A assinatura em carteiras de software normalmente mostra uma transação às vezes apenas como um hash ou dados brutos e você clica em aprovar confiando no que o app exibiu corretamente. Se a interface for comprometida ou simplesmente mal construída, você está assinando com base na Fé, e não verificando de fato o que você está concordando.

A integração do Ledgers muda o que acontece exatamente naquele momento. O Clear Signing exibe detalhes legíveis para humanos da transação diretamente na tela do dispositivo de hardware, separados de qualquer coisa que o navegador ou o app esteja mostrando para você. Valor, ação e destino ficam legíveis em uma tela que o próprio app não consegue manipular.

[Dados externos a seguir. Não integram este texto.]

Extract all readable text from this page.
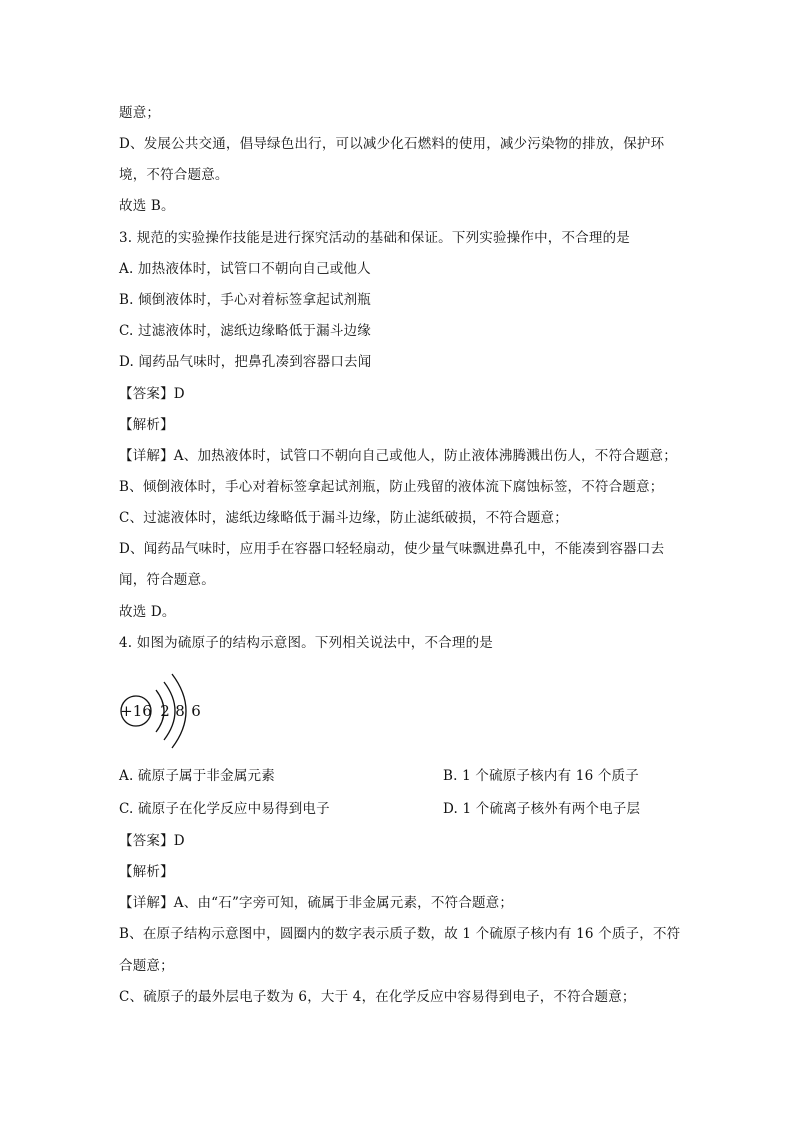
题意；
D、发展公共交通，倡导绿色出行，可以减少化石燃料的使用，减少污染物的排放，保护环
境，不符合题意。
故选 B。
3. 规范的实验操作技能是进行探究活动的基础和保证。下列实验操作中，不合理的是
A. 加热液体时，试管口不朝向自己或他人
B. 倾倒液体时，手心对着标签拿起试剂瓶
C. 过滤液体时，滤纸边缘略低于漏斗边缘
D. 闻药品气味时，把鼻孔凑到容器口去闻
【答案】D
【解析】
【详解】A、加热液体时，试管口不朝向自己或他人，防止液体沸腾溅出伤人，不符合题意；
B、倾倒液体时，手心对着标签拿起试剂瓶，防止残留的液体流下腐蚀标签，不符合题意；
C、过滤液体时，滤纸边缘略低于漏斗边缘，防止滤纸破损，不符合题意；
D、闻药品气味时，应用手在容器口轻轻扇动，使少量气味飘进鼻孔中，不能凑到容器口去
闻，符合题意。
故选 D。
4. 如图为硫原子的结构示意图。下列相关说法中，不合理的是
+16 2 8 6
A. 硫原子属于非金属元素	B. 1 个硫原子核内有 16 个质子
C. 硫原子在化学反应中易得到电子	D. 1 个硫离子核外有两个电子层
【答案】D
【解析】
【详解】A、由“石”字旁可知，硫属于非金属元素，不符合题意；
B、在原子结构示意图中，圆圈内的数字表示质子数，故 1 个硫原子核内有 16 个质子，不符
合题意；
C、硫原子的最外层电子数为 6，大于 4，在化学反应中容易得到电子，不符合题意；
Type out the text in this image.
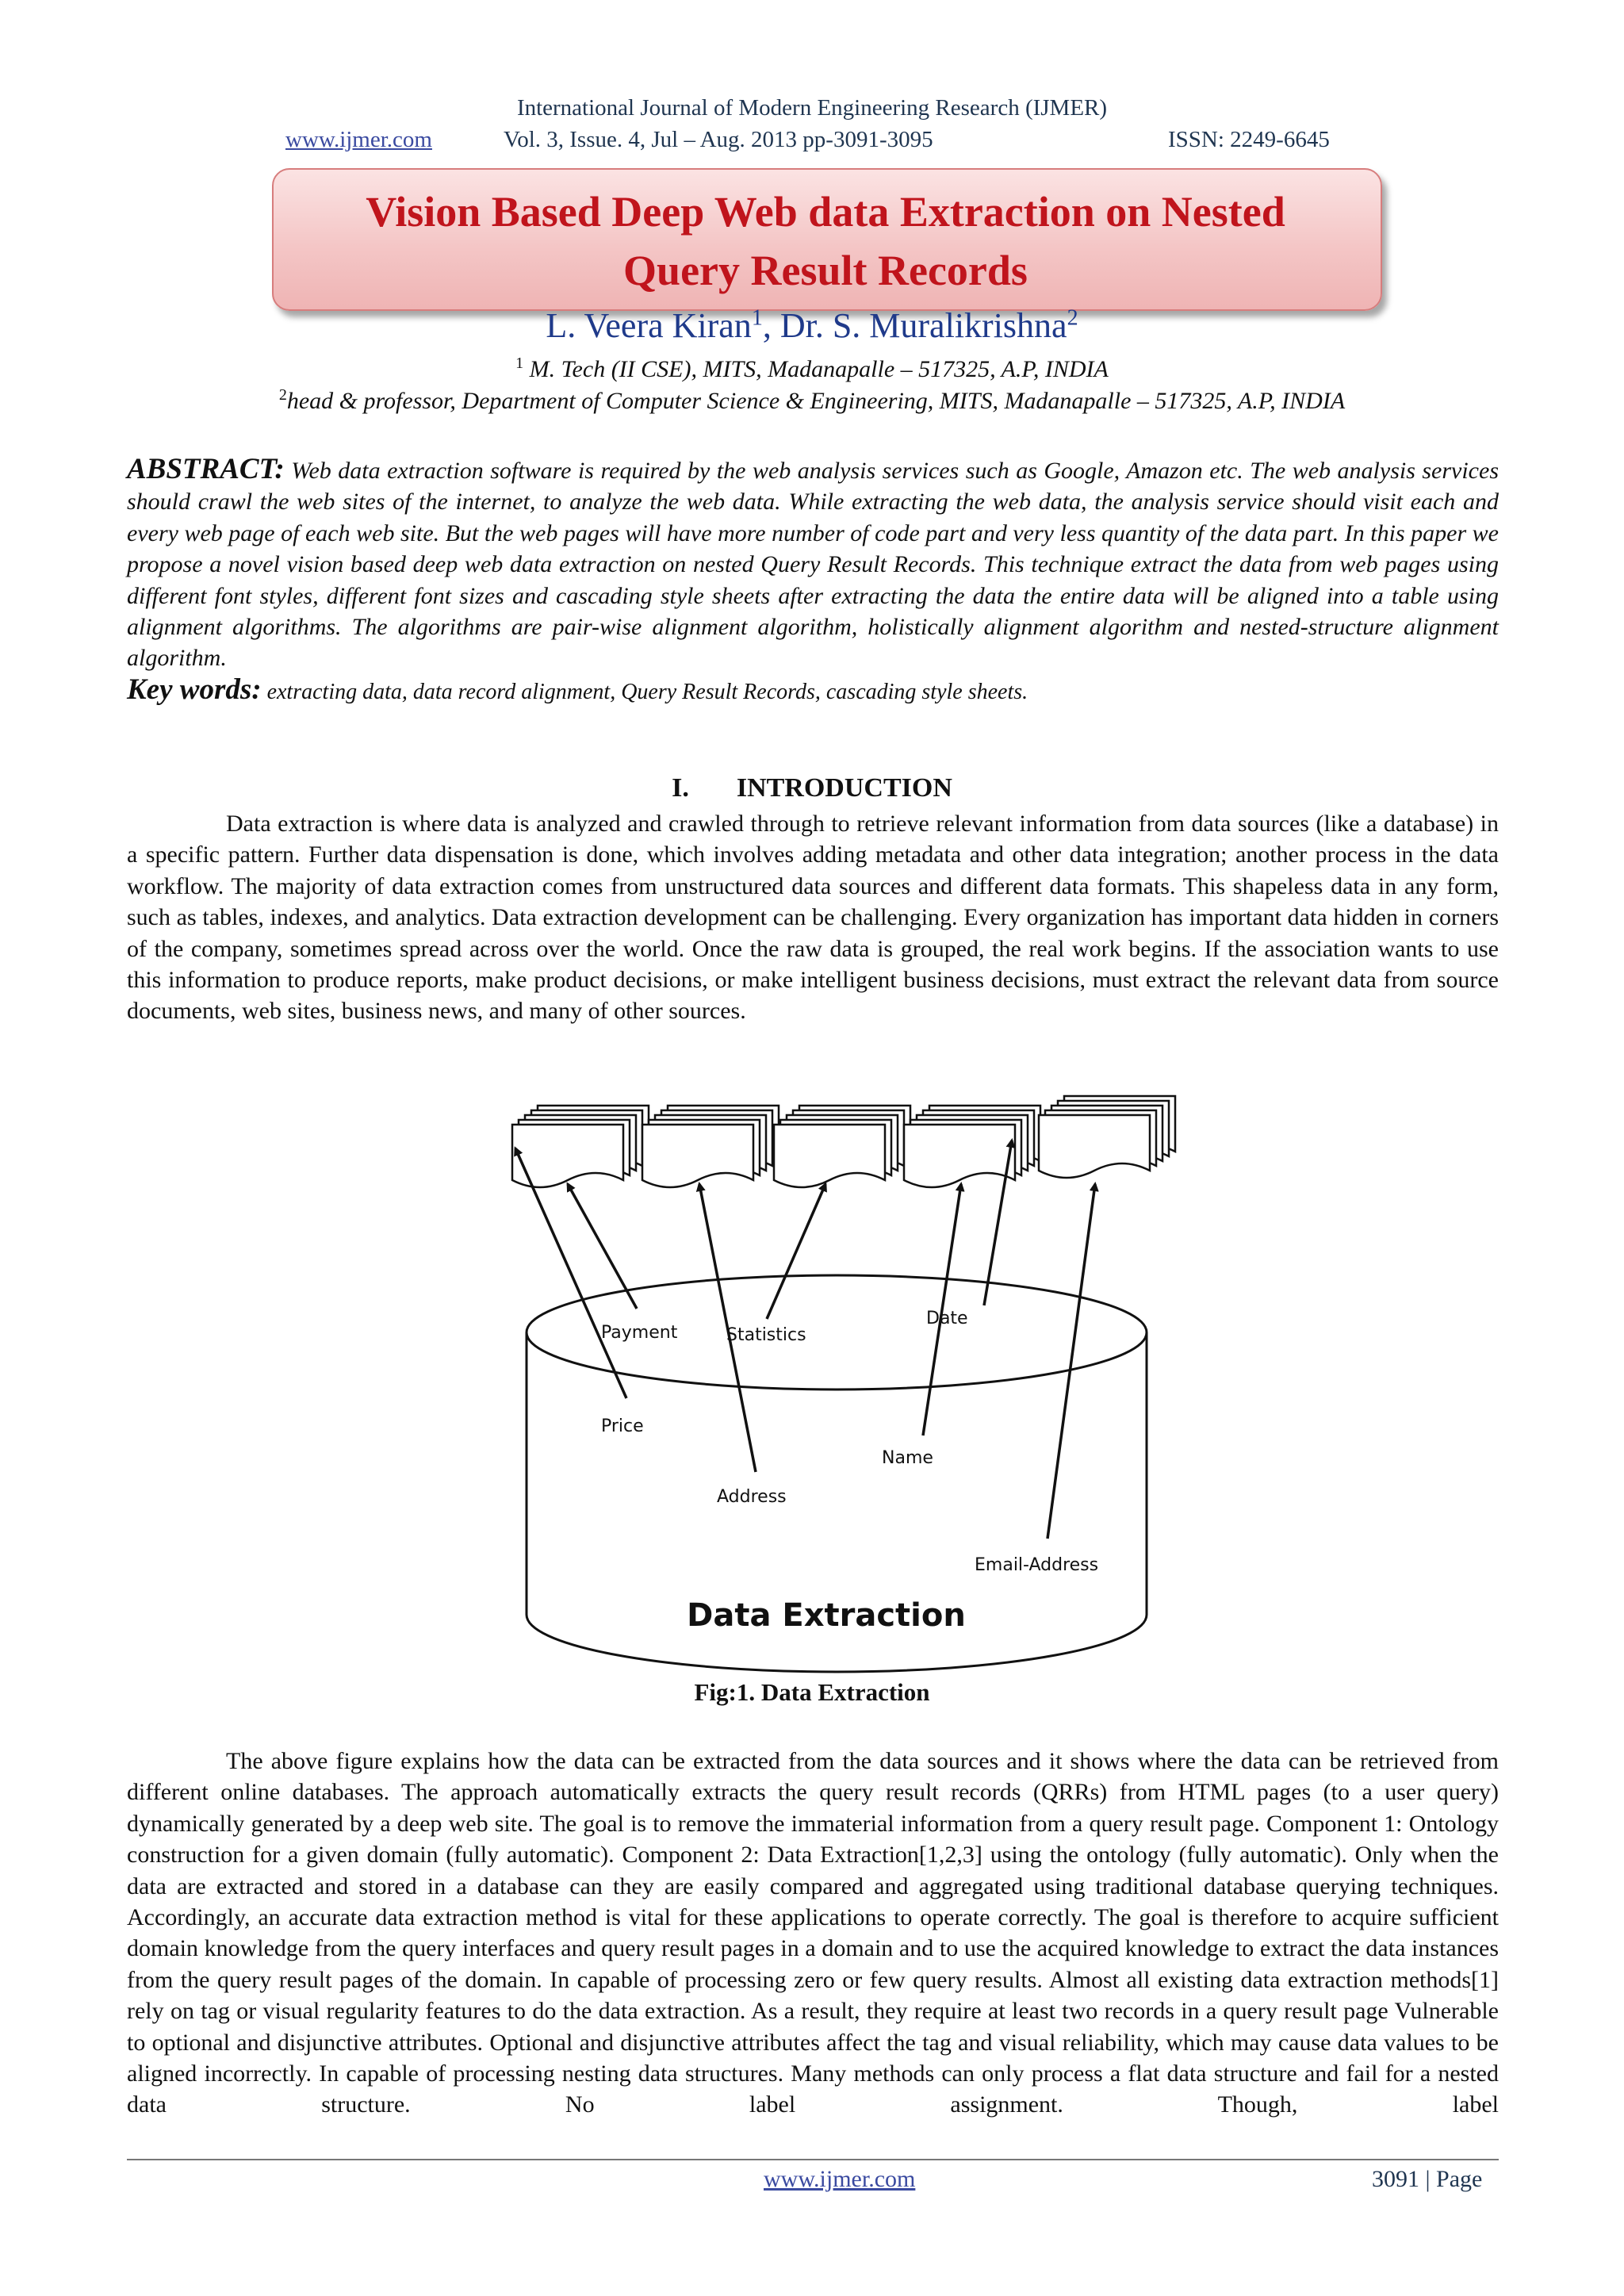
International Journal of Modern Engineering Research (IJMER)
www.ijmer.com	Vol. 3, Issue. 4, Jul – Aug. 2013 pp-3091-3095	ISSN: 2249-6645
Vision Based Deep Web data Extraction on Nested
Query Result Records
L. Veera Kiran$^1$, Dr. S. Muralikrishna$^2$
$^1$ M. Tech (II CSE), MITS, Madanapalle – 517325, A.P, INDIA
$^2$head & professor, Department of Computer Science & Engineering, MITS, Madanapalle – 517325, A.P, INDIA

ABSTRACT: Web data extraction software is required by the web analysis services such as Google, Amazon etc. The web analysis services should crawl the web sites of the internet, to analyze the web data. While extracting the web data, the analysis service should visit each and every web page of each web site. But the web pages will have more number of code part and very less quantity of the data part. In this paper we propose a novel vision based deep web data extraction on nested Query Result Records. This technique extract the data from web pages using different font styles, different font sizes and cascading style sheets after extracting the data the entire data will be aligned into a table using alignment algorithms. The algorithms are pair-wise alignment algorithm, holistically alignment algorithm and nested-structure alignment algorithm.

Key words: extracting data, data record alignment, Query Result Records, cascading style sheets.

I. INTRODUCTION

Data extraction is where data is analyzed and crawled through to retrieve relevant information from data sources (like a database) in a specific pattern. Further data dispensation is done, which involves adding metadata and other data integration; another process in the data workflow. The majority of data extraction comes from unstructured data sources and different data formats. This shapeless data in any form, such as tables, indexes, and analytics. Data extraction development can be challenging. Every organization has important data hidden in corners of the company, sometimes spread across over the world. Once the raw data is grouped, the real work begins. If the association wants to use this information to produce reports, make product decisions, or make intelligent business decisions, must extract the relevant data from source documents, web sites, business news, and many of other sources.

Payment	Statistics
Date
Price
Name
Address
Email-Address
Data Extraction
Fig:1. Data Extraction

The above figure explains how the data can be extracted from the data sources and it shows where the data can be retrieved from different online databases. The approach automatically extracts the query result records (QRRs) from HTML pages (to a user query) dynamically generated by a deep web site. The goal is to remove the immaterial information from a query result page. Component 1: Ontology construction for a given domain (fully automatic). Component 2: Data Extraction[1,2,3] using the ontology (fully automatic). Only when the data are extracted and stored in a database can they are easily compared and aggregated using traditional database querying techniques. Accordingly, an accurate data extraction method is vital for these applications to operate correctly. The goal is therefore to acquire sufficient domain knowledge from the query interfaces and query result pages in a domain and to use the acquired knowledge to extract the data instances from the query result pages of the domain. In capable of processing zero or few query results. Almost all existing data extraction methods[1] rely on tag or visual regularity features to do the data extraction. As a result, they require at least two records in a query result page Vulnerable to optional and disjunctive attributes. Optional and disjunctive attributes affect the tag and visual reliability, which may cause data values to be aligned incorrectly. In capable of processing nesting data structures. Many methods can only process a flat data structure and fail for a nested data structure. No label assignment. Though, label

www.ijmer.com	3091 | Page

Então por que isso importa mais para cofres especificamente do que para transferências regulares.

Porque interações com cofres envolvem lógica condicional, não apenas enviar X para Y. Uma interface maliciosa ou com bugs poderia, teoricamente, fazer você assinar algo que parece uma aprovação, mas na verdade autoriza outra coisa, e a assinatura cega não lhe dá nenhuma forma de detectar isso.

Um recurso pequeno, mas ele fecha uma lacuna que existe na UX de cripto há anos, não é específico do Babylon — apenas foi finalmente endereçada aqui.